Yesterday I gave advice to someone on this board to use:
Code:
html {
overflow-y: scroll;
}
What this does is forces browsers to always display a vertical scroll bar regardless of if the page needs it or not. This is useful for avoiding the "jump-in" effect that happens when content has to stretch the browser window.
I've been using this method for a while now, but only just realized it doesn't validate as CSS2 (it does however validate as CSS3).
I always keep my markup validated... but I have a bad habit of not validating my style sheets
So my question is, for superficial CSS rules such as these should I really be striving for W3 validation? I'm a pretty anal webmaster and I try to make sure all of my code is of good form, so when I see the W3 validator yell at me it really bothers me. Should I just be content with validating as CSS3?
Engineers aren't boring, we just get excited over boring things.

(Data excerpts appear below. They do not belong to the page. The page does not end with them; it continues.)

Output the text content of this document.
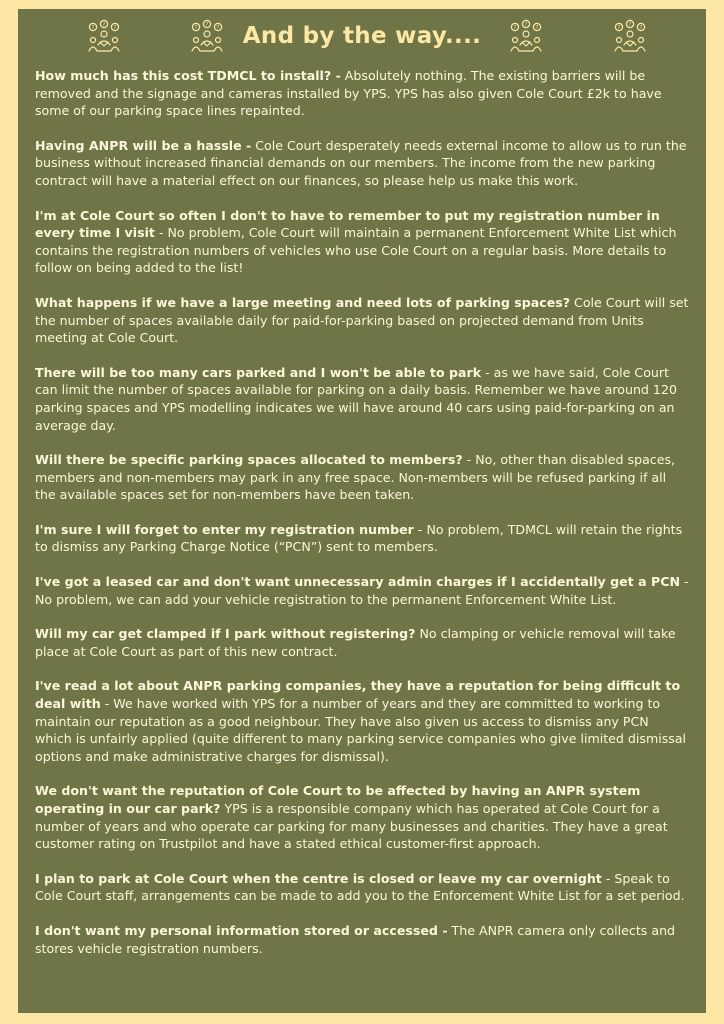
?
?	?	?
?	?	And by the way....	?
?	?	?
?	?

How much has this cost TDMCL to install? - Absolutely nothing. The existing barriers will be removed and the signage and cameras installed by YPS. YPS has also given Cole Court £2k to have some of our parking space lines repainted.

Having ANPR will be a hassle - Cole Court desperately needs external income to allow us to run the business without increased financial demands on our members. The income from the new parking contract will have a material effect on our finances, so please help us make this work.

I'm at Cole Court so often I don't to have to remember to put my registration number in every time I visit - No problem, Cole Court will maintain a permanent Enforcement White List which contains the registration numbers of vehicles who use Cole Court on a regular basis. More details to follow on being added to the list!

What happens if we have a large meeting and need lots of parking spaces? Cole Court will set the number of spaces available daily for paid-for-parking based on projected demand from Units meeting at Cole Court.

There will be too many cars parked and I won't be able to park - as we have said, Cole Court can limit the number of spaces available for parking on a daily basis. Remember we have around 120 parking spaces and YPS modelling indicates we will have around 40 cars using paid-for-parking on an average day.

Will there be specific parking spaces allocated to members? - No, other than disabled spaces, members and non-members may park in any free space. Non-members will be refused parking if all the available spaces set for non-members have been taken.

I'm sure I will forget to enter my registration number - No problem, TDMCL will retain the rights to dismiss any Parking Charge Notice (“PCN”) sent to members.

I've got a leased car and don't want unnecessary admin charges if I accidentally get a PCN - No problem, we can add your vehicle registration to the permanent Enforcement White List.

Will my car get clamped if I park without registering? No clamping or vehicle removal will take place at Cole Court as part of this new contract.

I've read a lot about ANPR parking companies, they have a reputation for being difficult to deal with - We have worked with YPS for a number of years and they are committed to working to maintain our reputation as a good neighbour. They have also given us access to dismiss any PCN which is unfairly applied (quite different to many parking service companies who give limited dismissal options and make administrative charges for dismissal).

We don't want the reputation of Cole Court to be affected by having an ANPR system operating in our car park? YPS is a responsible company which has operated at Cole Court for a number of years and who operate car parking for many businesses and charities. They have a great customer rating on Trustpilot and have a stated ethical customer-first approach.

I plan to park at Cole Court when the centre is closed or leave my car overnight - Speak to Cole Court staff, arrangements can be made to add you to the Enforcement White List for a set period.

I don't want my personal information stored or accessed - The ANPR camera only collects and stores vehicle registration numbers.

There is no problem with that sort of code. All validation does is point out syntax errors and deprecated code, especially for CSS. If it is syntactically correct, and not deprecated (the opposite, it's in the CSS 3 standard not CSS 2), it really is not a problem. If it didn't validate at all, I would start to get worried.
Great wit and madness are near allied, and fine a line their bounds divide.
I dunno why I had an issue with it. I guess my understanding was CSS3.0 is up-and-coming, something that isn't really being used yet. (Even though I'm well aware most browsers have adopted several CSS3 rules)
Engineers aren't boring, we just get excited over boring things.